Pasar Smartphone Global Bangkit Tipis 2025: Ancaman Harga Komponen Mengintai
- Gizmologi
Di luar lima besar, dua merek menarik perhatian pasar. Nothing dan Google mencatat pertumbuhan fantastis, masing-masing sebesar 31 dan 25 persen, menunjukkan preferensi konsumen yang mulai beralih ke pemain baru.
Dampak Lonjakan Biaya Memori dan AI Demand
Sayangnya, optimisme pemulihan ini tidak pasti bertahan lama. Counterpoint Research sudah merevisi turun proyeksi pertumbuhan Pasar Smartphone Global untuk tahun 2026 sebesar 3 persen. Kelangkaan DRAM dan NAND menjadi penyebab utama pemangkasan proyeksi ini.

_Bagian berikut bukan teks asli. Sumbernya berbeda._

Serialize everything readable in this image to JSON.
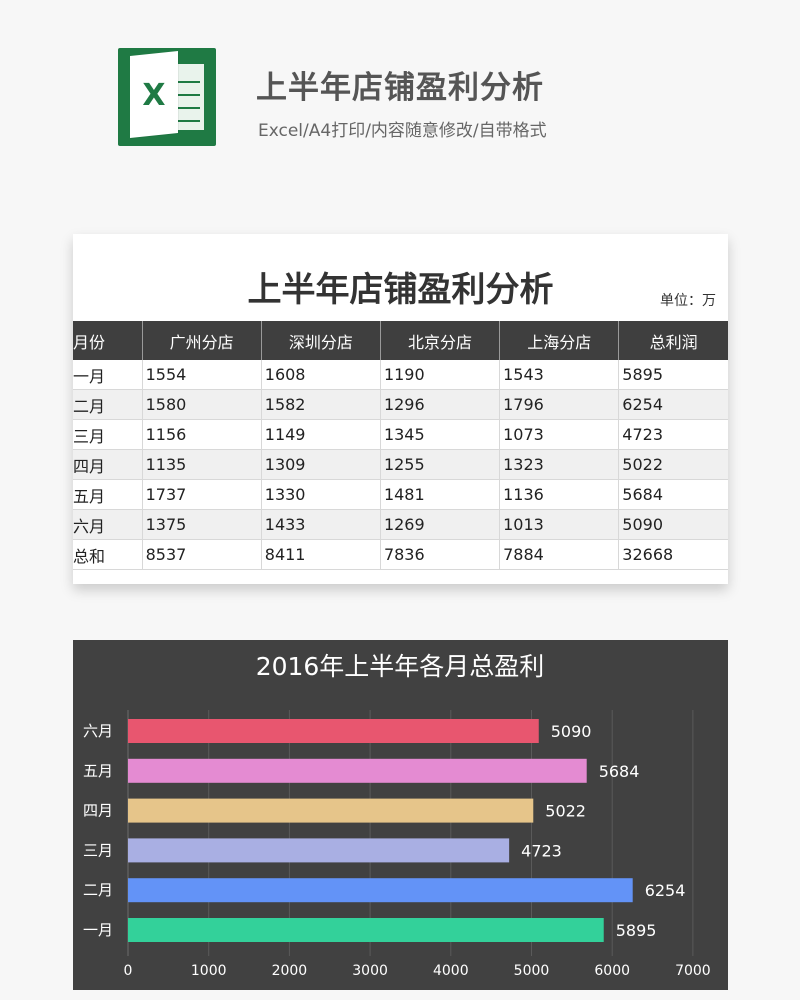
{
  "header": {
    "logo_letter": "X",
    "title": "上半年店铺盈利分析",
    "subtitle": "Excel/A4打印/内容随意修改/自带格式"
  },
  "table": {
    "title": "上半年店铺盈利分析",
    "unit": "单位：万",
    "columns": [
      "月份",
      "广州分店",
      "深圳分店",
      "北京分店",
      "上海分店",
      "总利润"
    ],
    "rows": [
      [
        "一月",
        "1554",
        "1608",
        "1190",
        "1543",
        "5895"
      ],
      [
        "二月",
        "1580",
        "1582",
        "1296",
        "1796",
        "6254"
      ],
      [
        "三月",
        "1156",
        "1149",
        "1345",
        "1073",
        "4723"
      ],
      [
        "四月",
        "1135",
        "1309",
        "1255",
        "1323",
        "5022"
      ],
      [
        "五月",
        "1737",
        "1330",
        "1481",
        "1136",
        "5684"
      ],
      [
        "六月",
        "1375",
        "1433",
        "1269",
        "1013",
        "5090"
      ],
      [
        "总和",
        "8537",
        "8411",
        "7836",
        "7884",
        "32668"
      ]
    ]
  },
  "chart_data": {
    "type": "bar",
    "orientation": "horizontal",
    "title": "2016年上半年各月总盈利",
    "categories": [
      "六月",
      "五月",
      "四月",
      "三月",
      "二月",
      "一月"
    ],
    "values": [
      5090,
      5684,
      5022,
      4723,
      6254,
      5895
    ],
    "colors": [
      "#e8566f",
      "#e48bd2",
      "#e6c58a",
      "#a9afe3",
      "#6393f7",
      "#33d19a"
    ],
    "xlim": [
      0,
      7000
    ],
    "xticks": [
      "0",
      "1000",
      "2000",
      "3000",
      "4000",
      "5000",
      "6000",
      "7000"
    ],
    "grid": true,
    "background": "#414141"
  }
}
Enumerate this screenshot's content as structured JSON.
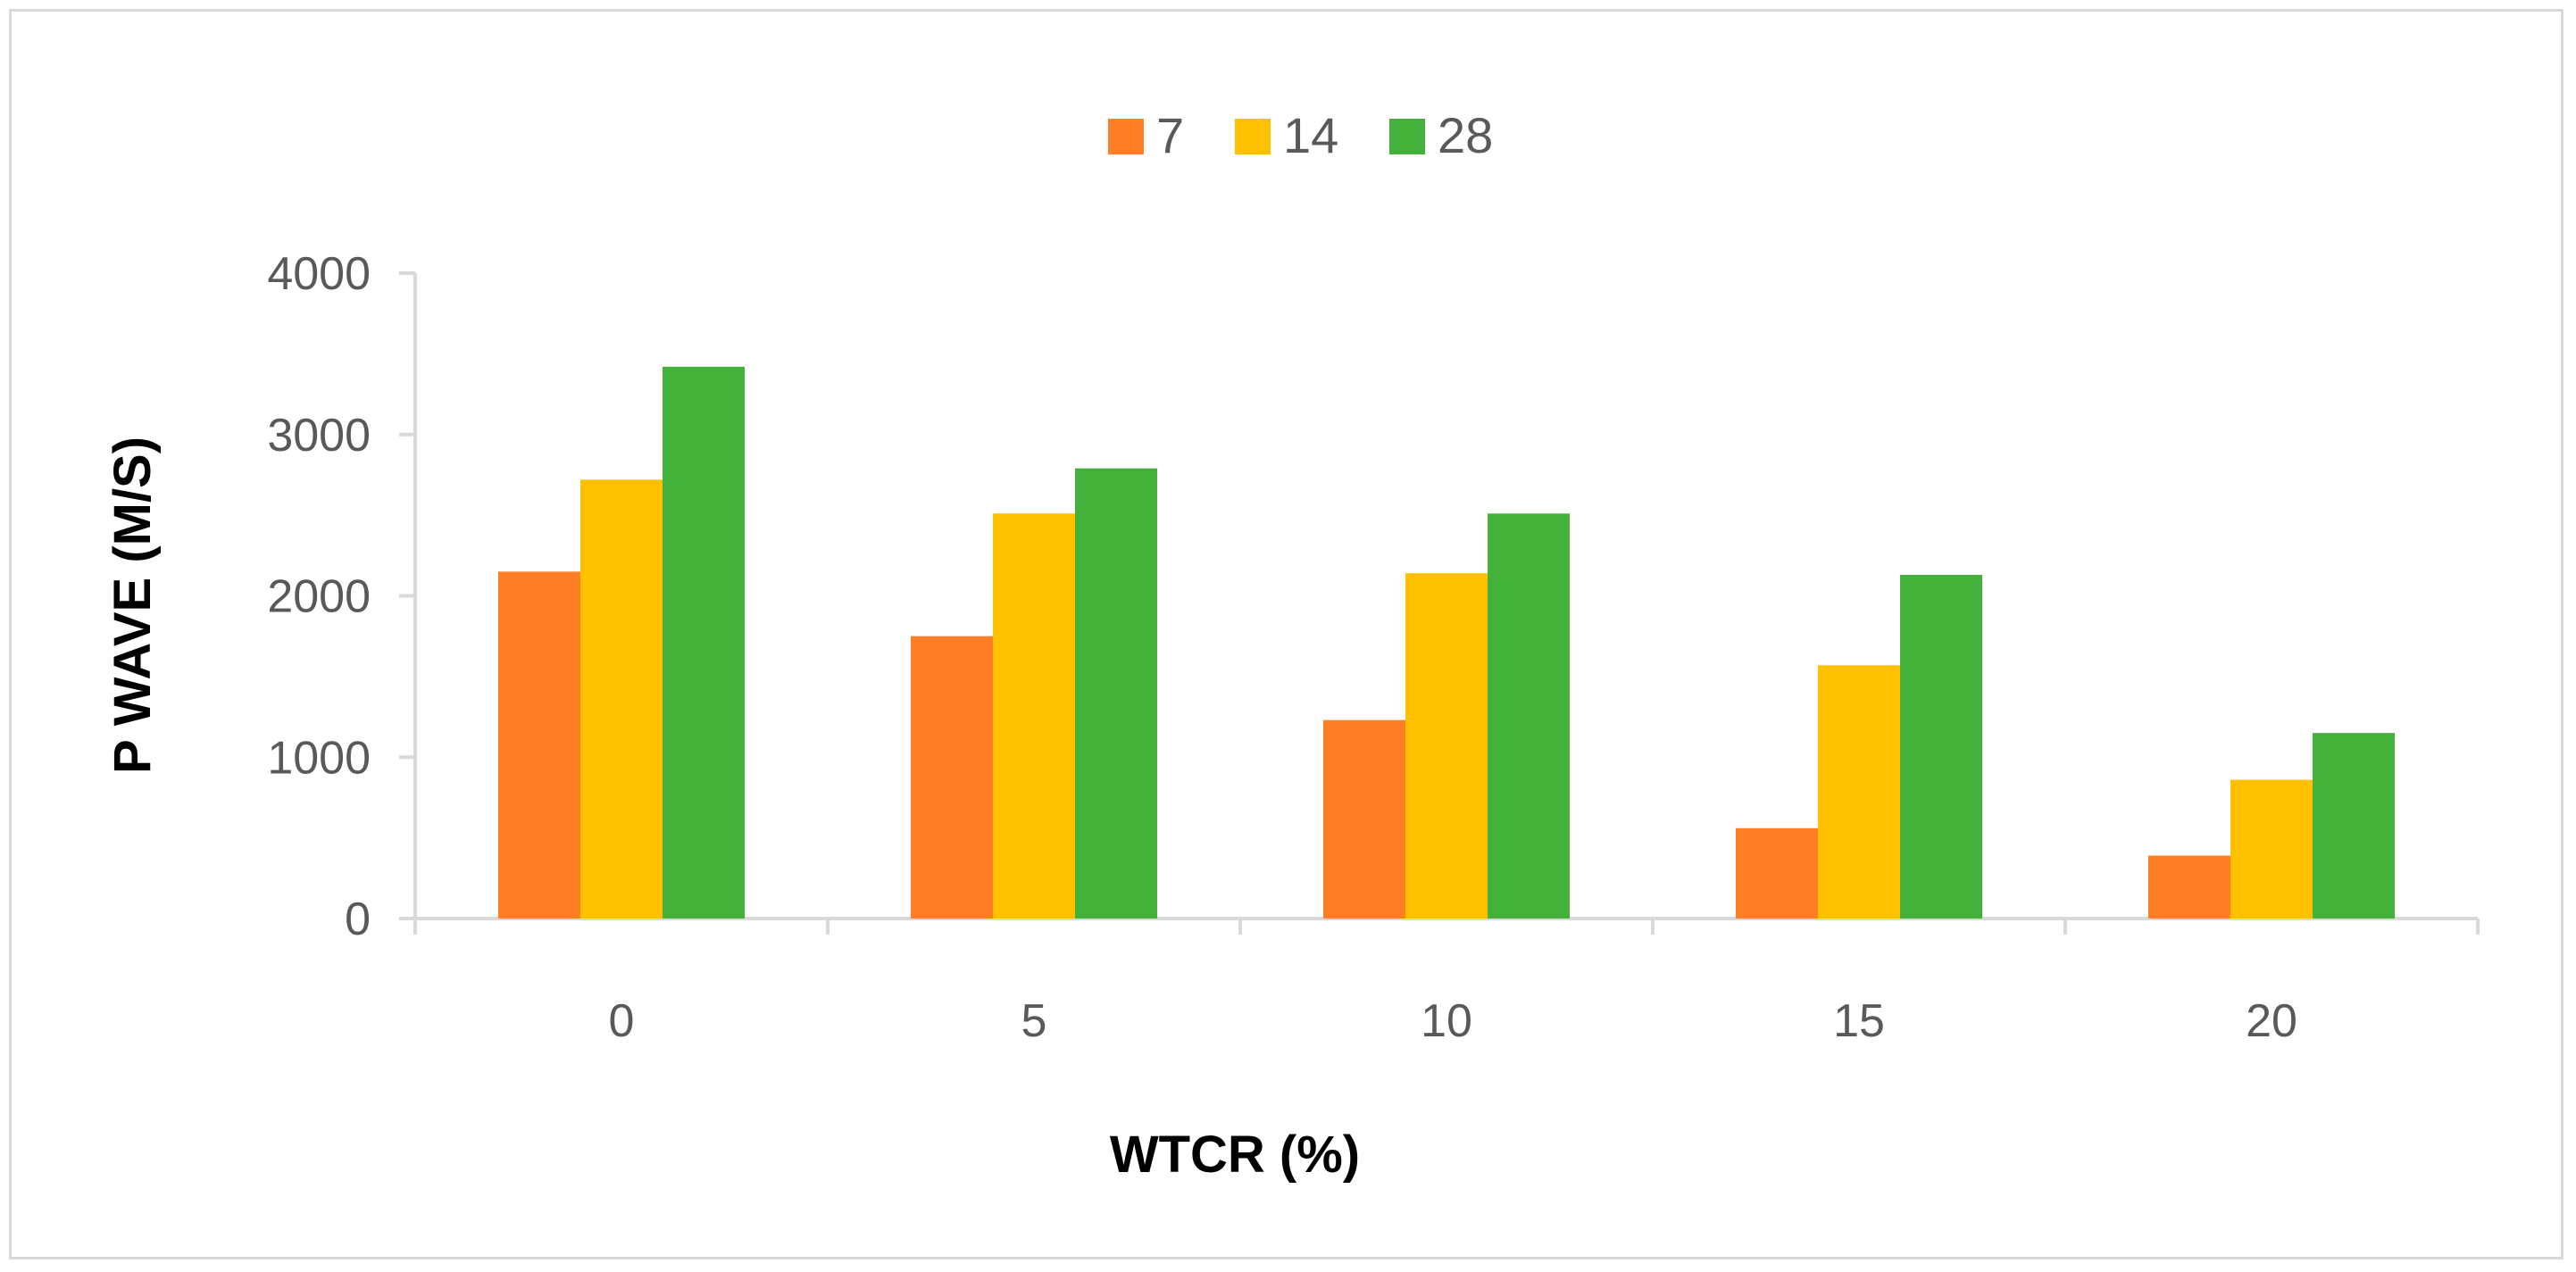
{
  "chart_data": {
    "type": "bar",
    "title": "",
    "xlabel": "WTCR (%)",
    "ylabel": "P WAVE (M/S)",
    "categories": [
      "0",
      "5",
      "10",
      "15",
      "20"
    ],
    "series": [
      {
        "name": "7",
        "color": "#ff7f27",
        "values": [
          2150,
          1750,
          1230,
          560,
          390
        ]
      },
      {
        "name": "14",
        "color": "#ffc000",
        "values": [
          2720,
          2510,
          2140,
          1570,
          860
        ]
      },
      {
        "name": "28",
        "color": "#43b13a",
        "values": [
          3420,
          2790,
          2510,
          2130,
          1150
        ]
      }
    ],
    "ylim": [
      0,
      4000
    ],
    "yticks": [
      0,
      1000,
      2000,
      3000,
      4000
    ],
    "grid": false,
    "legend_position": "top-center",
    "axis_color": "#d9d9d9"
  }
}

Selain itu, pabrikan chip kini memprioritaskan pasokan ke pusat data AI. Hal ini menyebabkan biaya komponen ponsel melonjak signifikan. Kenaikan harga ini mulai diteruskan kepada konsumen. Jika tren biaya ini terus berlanjut, industri smartphone yang baru saja bangkit terancam kembali mengalami stagnasi.
Prospek Industri Menghadapi Tekanan Harga dan Siklus AI
Industri smartphone kini menghadapi ujian berat yang berbeda dari era pandemi. Kini, industri tertekan oleh biaya produksi, bukan kekurangan permintaan. Permintaan AI yang makin tinggi di pusat data secara tidak langsung menguras sumber daya komponen penting bagi ponsel cerdas.
Setelah dua tahun berjuang bangkit melalui siklus upgrade tertunda, para produsen harus mencari solusi inovatif. Mereka harus menyeimbangkan kebutuhan untuk menawarkan fitur AI on-device di masa depan. Produsen juga wajib mengelola lonjakan harga komponen yang berpotensi mematikan daya beli konsumen di banyak wilayah.